A study of mice in Texas and human beings in Europe revealed why alcohol and sugar make us thirsty. The findings of the study were published in the journal Cell Metabolism on April 12.

Researchers from the University of Texas (UT Southwestern) found the hormone FGF21 played the role of an anti-dehydration mechanism by acting on the brain to increase the desire to drink water. This was said to happen in response to specific nutrient stresses that lead to dehydration.

"We knew that exposure to alcohol or sugar turns on production of FGF21 in the liver. What we now show is that this hormone then travels in the blood to a specific part of the brain, the hypothalamus, to stimulate thirst, thereby preventing dehydration," said Dr. Steven Kliewer, Professor of Molecular Biology and Pharmacology at UT Southwestern Medical Center. "Unexpectedly, FGF21 works through a new pathway that is independent of the classical renin-angiotensin-aldosterone thirst pathway in the kidneys."

The FGF21 hormone is primarily secreted by the liver.
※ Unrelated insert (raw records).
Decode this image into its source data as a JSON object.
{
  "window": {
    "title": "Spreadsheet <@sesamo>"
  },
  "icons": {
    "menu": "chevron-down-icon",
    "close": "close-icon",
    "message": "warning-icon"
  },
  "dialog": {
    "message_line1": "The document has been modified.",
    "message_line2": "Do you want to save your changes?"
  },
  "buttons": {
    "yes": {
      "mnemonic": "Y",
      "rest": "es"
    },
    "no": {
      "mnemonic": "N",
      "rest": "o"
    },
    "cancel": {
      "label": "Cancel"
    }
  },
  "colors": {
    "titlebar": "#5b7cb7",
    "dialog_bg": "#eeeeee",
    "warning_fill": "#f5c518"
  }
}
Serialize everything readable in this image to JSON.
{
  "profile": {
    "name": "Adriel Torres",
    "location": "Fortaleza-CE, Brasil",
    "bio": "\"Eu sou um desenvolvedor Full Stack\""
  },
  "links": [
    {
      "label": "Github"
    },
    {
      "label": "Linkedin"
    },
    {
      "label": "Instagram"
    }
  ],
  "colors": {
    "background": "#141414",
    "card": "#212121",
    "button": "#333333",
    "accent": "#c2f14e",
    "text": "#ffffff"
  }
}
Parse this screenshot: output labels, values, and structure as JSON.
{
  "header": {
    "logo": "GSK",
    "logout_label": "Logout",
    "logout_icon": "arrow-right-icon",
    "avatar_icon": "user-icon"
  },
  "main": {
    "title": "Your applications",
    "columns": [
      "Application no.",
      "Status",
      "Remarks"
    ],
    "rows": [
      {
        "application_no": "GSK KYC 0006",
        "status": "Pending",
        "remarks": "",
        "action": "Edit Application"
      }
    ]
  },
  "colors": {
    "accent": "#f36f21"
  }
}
This week, another report found a particular variation of the gene was not only responsible for inducing sugar cravings but was also linked to lower body fat.

In the mouse study, researchers conducted an experiment with regular mice and rodents that were genetically unable to produce FGF21. When they were given ketogenic diet (high in fat and low in carbohydrates), the hormone could stimulate water-drinking in regular mice. But the rodents genetically unable to produce FGF21 failed to increase water intake in response to the nutritional stress.
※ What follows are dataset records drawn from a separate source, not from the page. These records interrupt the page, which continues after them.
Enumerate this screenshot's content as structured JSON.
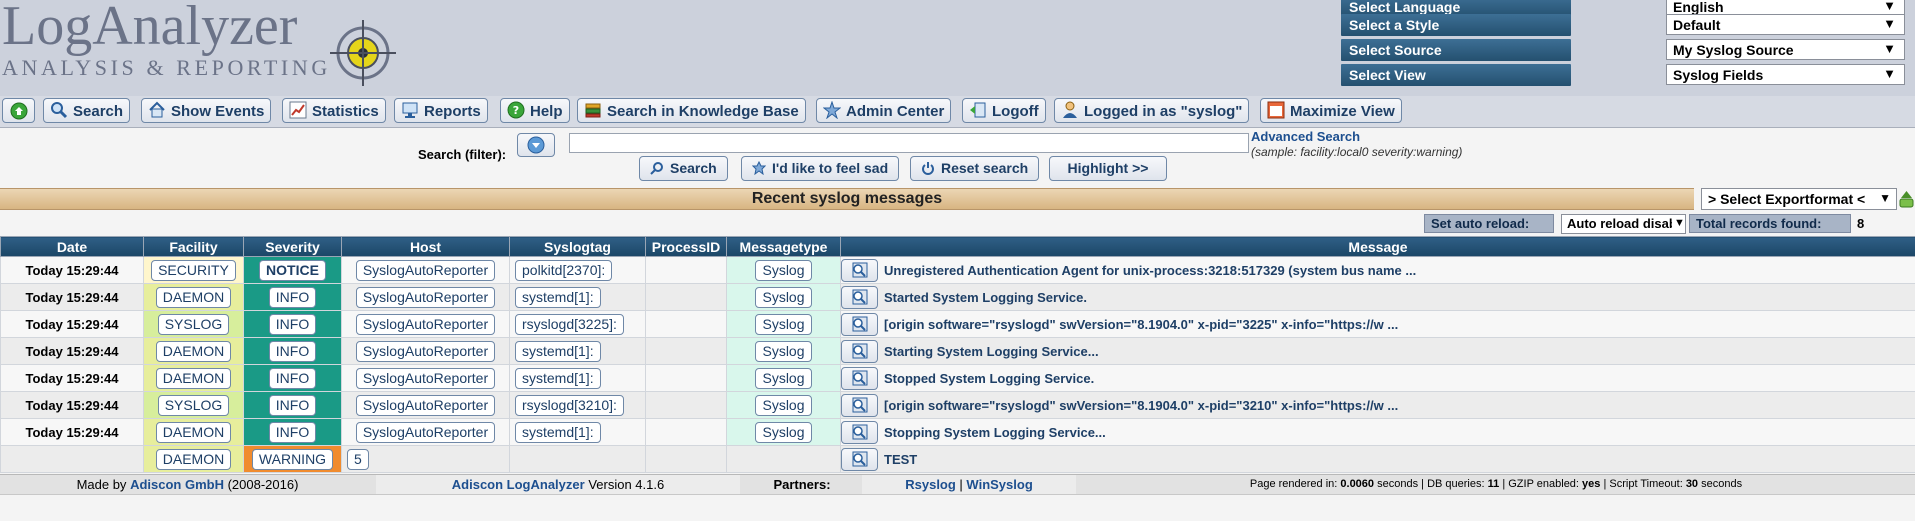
{
  "logo": {
    "title": "LogAnalyzer",
    "subtitle": "ANALYSIS & REPORTING"
  },
  "selectors": [
    {
      "label": "Select Language",
      "value": "English"
    },
    {
      "label": "Select a Style",
      "value": "Default"
    },
    {
      "label": "Select Source",
      "value": "My Syslog Source"
    },
    {
      "label": "Select View",
      "value": "Syslog Fields"
    }
  ],
  "toolbar": {
    "search": "Search",
    "show_events": "Show Events",
    "statistics": "Statistics",
    "reports": "Reports",
    "help": "Help",
    "kb": "Search in Knowledge Base",
    "admin": "Admin Center",
    "logoff": "Logoff",
    "logged_in": "Logged in as \"syslog\"",
    "maximize": "Maximize View"
  },
  "search": {
    "label": "Search (filter):",
    "value": "",
    "advanced_link": "Advanced Search",
    "sample": "(sample: facility:local0 severity:warning)",
    "search_btn": "Search",
    "feel_sad_btn": "I'd like to feel sad",
    "reset_btn": "Reset search",
    "highlight_btn": "Highlight >>"
  },
  "title": "Recent syslog messages",
  "export_select": "> Select Exportformat <",
  "reload": {
    "label": "Set auto reload:",
    "select": "Auto reload disabled",
    "total_label": "Total records found:",
    "total": "8"
  },
  "columns": [
    "Date",
    "Facility",
    "Severity",
    "Host",
    "Syslogtag",
    "ProcessID",
    "Messagetype",
    "Message"
  ],
  "rows": [
    {
      "date": "Today 15:29:44",
      "facility": "SECURITY",
      "severity": "NOTICE",
      "host": "SyslogAutoReporter",
      "tag": "polkitd[2370]:",
      "pid": "",
      "mtype": "Syslog",
      "message": "Unregistered Authentication Agent for unix-process:3218:517329 (system bus name ..."
    },
    {
      "date": "Today 15:29:44",
      "facility": "DAEMON",
      "severity": "INFO",
      "host": "SyslogAutoReporter",
      "tag": "systemd[1]:",
      "pid": "",
      "mtype": "Syslog",
      "message": "Started System Logging Service."
    },
    {
      "date": "Today 15:29:44",
      "facility": "SYSLOG",
      "severity": "INFO",
      "host": "SyslogAutoReporter",
      "tag": "rsyslogd[3225]:",
      "pid": "",
      "mtype": "Syslog",
      "message": "[origin software=\"rsyslogd\" swVersion=\"8.1904.0\" x-pid=\"3225\" x-info=\"https://w ..."
    },
    {
      "date": "Today 15:29:44",
      "facility": "DAEMON",
      "severity": "INFO",
      "host": "SyslogAutoReporter",
      "tag": "systemd[1]:",
      "pid": "",
      "mtype": "Syslog",
      "message": "Starting System Logging Service..."
    },
    {
      "date": "Today 15:29:44",
      "facility": "DAEMON",
      "severity": "INFO",
      "host": "SyslogAutoReporter",
      "tag": "systemd[1]:",
      "pid": "",
      "mtype": "Syslog",
      "message": "Stopped System Logging Service."
    },
    {
      "date": "Today 15:29:44",
      "facility": "SYSLOG",
      "severity": "INFO",
      "host": "SyslogAutoReporter",
      "tag": "rsyslogd[3210]:",
      "pid": "",
      "mtype": "Syslog",
      "message": "[origin software=\"rsyslogd\" swVersion=\"8.1904.0\" x-pid=\"3210\" x-info=\"https://w ..."
    },
    {
      "date": "Today 15:29:44",
      "facility": "DAEMON",
      "severity": "INFO",
      "host": "SyslogAutoReporter",
      "tag": "systemd[1]:",
      "pid": "",
      "mtype": "Syslog",
      "message": "Stopping System Logging Service..."
    },
    {
      "date": "",
      "facility": "DAEMON",
      "severity": "WARNING",
      "host": "5",
      "tag": "",
      "pid": "",
      "mtype": "",
      "message": "TEST"
    }
  ],
  "footer": {
    "made_by_prefix": "Made by",
    "company": "Adiscon GmbH",
    "years": "(2008-2016)",
    "product": "Adiscon LogAnalyzer",
    "version": "Version 4.1.6",
    "partners_label": "Partners:",
    "partner1": "Rsyslog",
    "partner2": "WinSyslog",
    "rendered_label": "Page rendered in:",
    "rendered_value": "0.0060",
    "rendered_unit": "seconds",
    "db_label": "DB queries:",
    "db_value": "11",
    "gzip_label": "GZIP enabled:",
    "gzip_value": "yes",
    "timeout_label": "Script Timeout:",
    "timeout_value": "30",
    "timeout_unit": "seconds"
  },
  "colors": {
    "header_bg": "#ccd1dc",
    "bar_blue": "#24506f",
    "info": "#1a9a86",
    "warning": "#f08b2e",
    "link": "#1d4f8f"
  },
  "icons": [
    "home-icon",
    "search-icon",
    "home-house-icon",
    "chart-icon",
    "monitor-icon",
    "help-icon",
    "books-icon",
    "star-icon",
    "logoff-icon",
    "user-icon",
    "maximize-icon",
    "dropdown-circle-icon",
    "magnifier-icon",
    "power-icon",
    "export-icon",
    "message-detail-icon"
  ]
}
Meanwhile, 21 people from the Medical University of Graz in Austria were recruited for the human study. The participants were randomly assigned to drink only juice or a mixture of alcohol and juice. Over a period of four hours, researchers measured the levels of FGF21 in their blood. The participants who consumed the alcohol-juice mixture saw their FGF21 levels peak at around two hours and decline afterward.

"This suggests that FGF21 might someday be used as a drug to limit alcohol consumption and protect against its effects in people," said Dr. David Mangelsdorf, Chair of Pharmacology, Professor of Pharmacology and Biochemistry at UT Southwestern Medical Center. He added that the hormone appears to be regulated similarly in both human beings and mice.
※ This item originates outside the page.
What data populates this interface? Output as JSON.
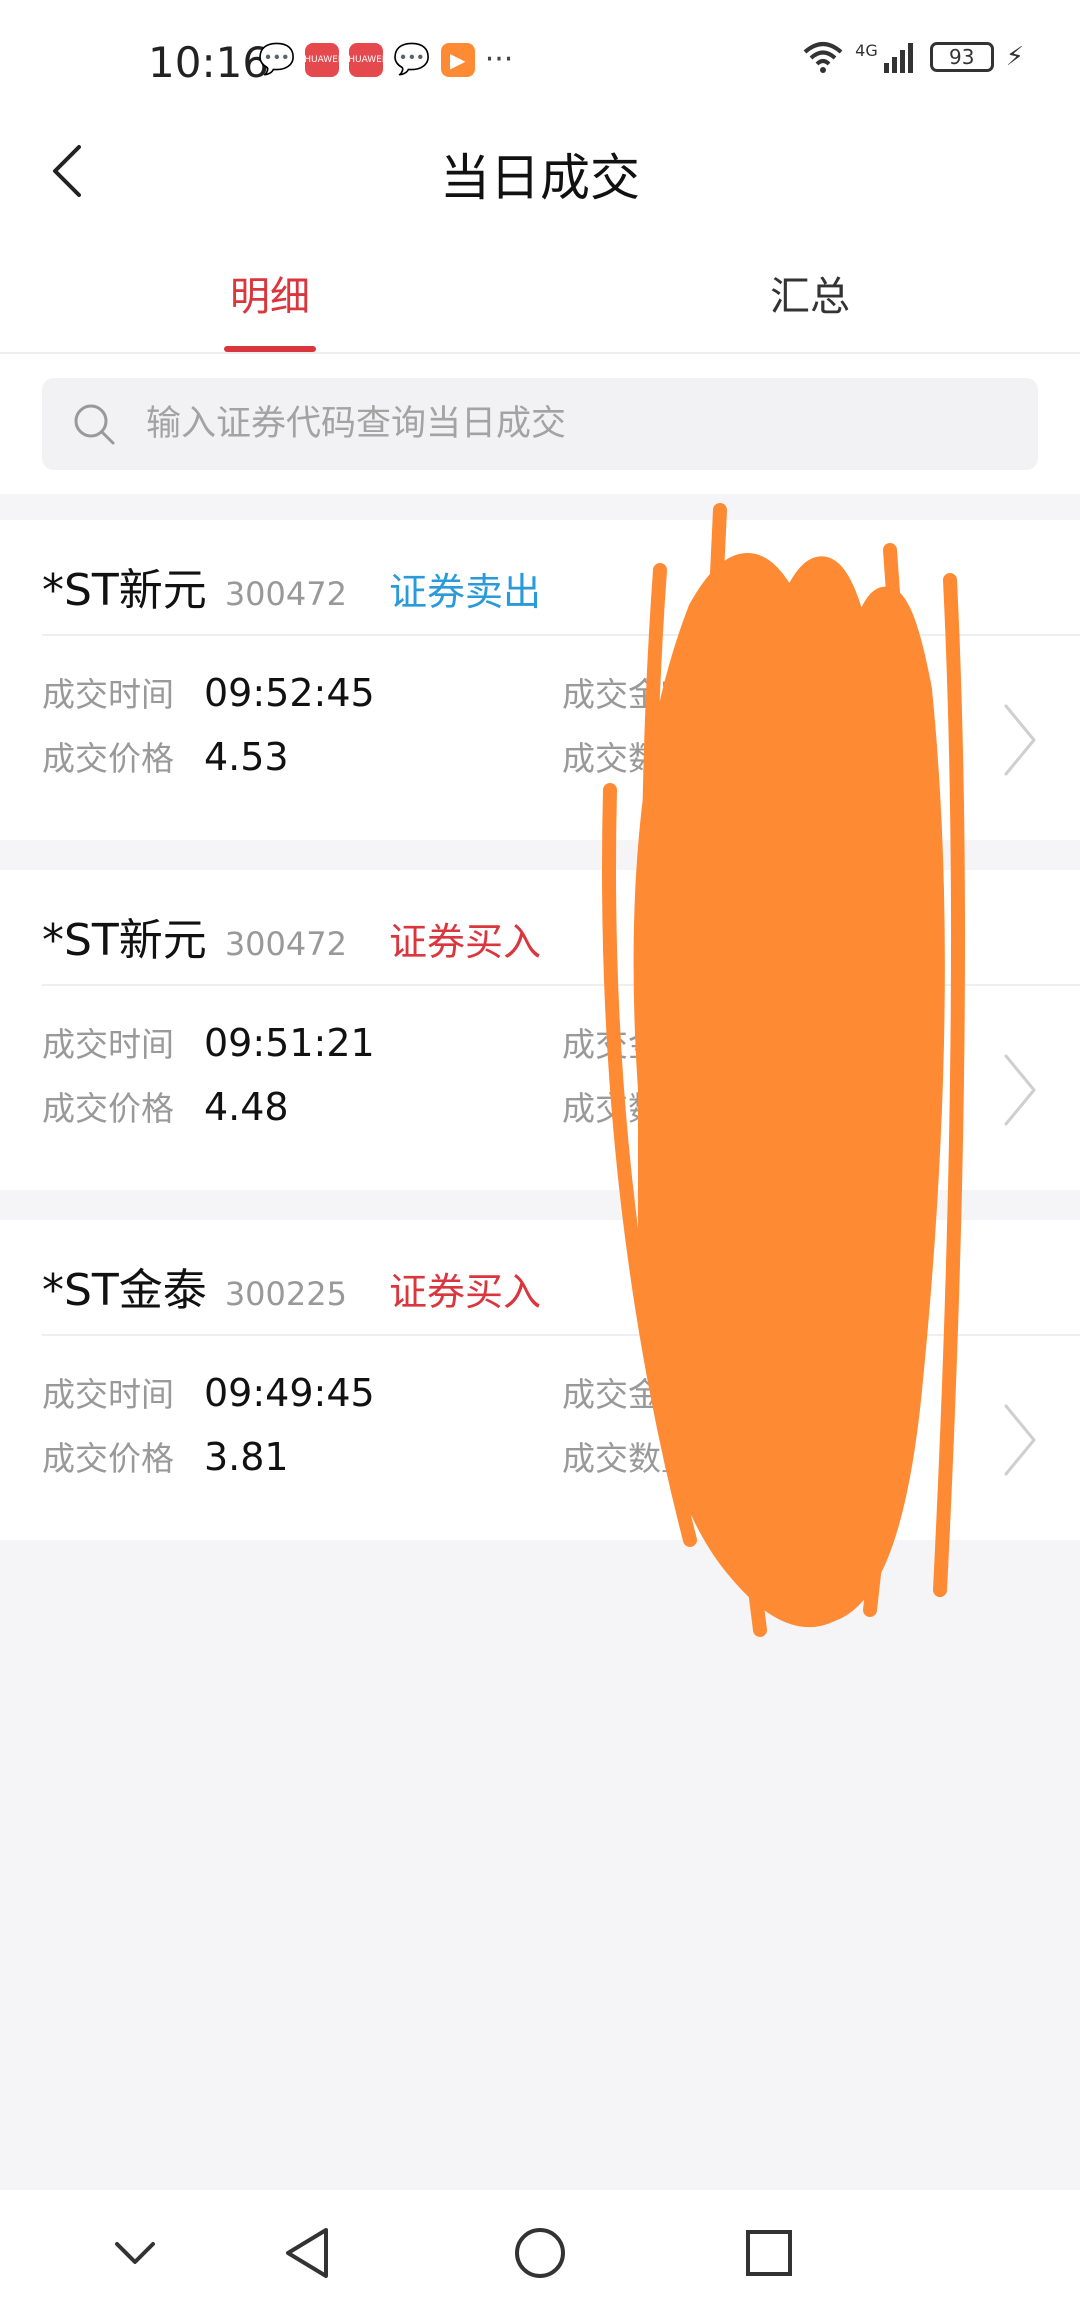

To stimulate thirst, FGF21 traveled in the blood to a region of the brain known as the hypothalamus. Thirst induced by the hormone seemed to depend on a signaling pathway known as the β-adrenergic circuit, the researchers stated. They added this study may introduce a new perspective to metabolic research, which has generally examined feeding behavior as opposed to hydration.

"To put this in context, we always look at food intake, and the metabolic field has spent comparatively little time studying water intake," Dr. Kliewer stated. "This study suggests that we should think more about hydration and how it might contribute to metabolism."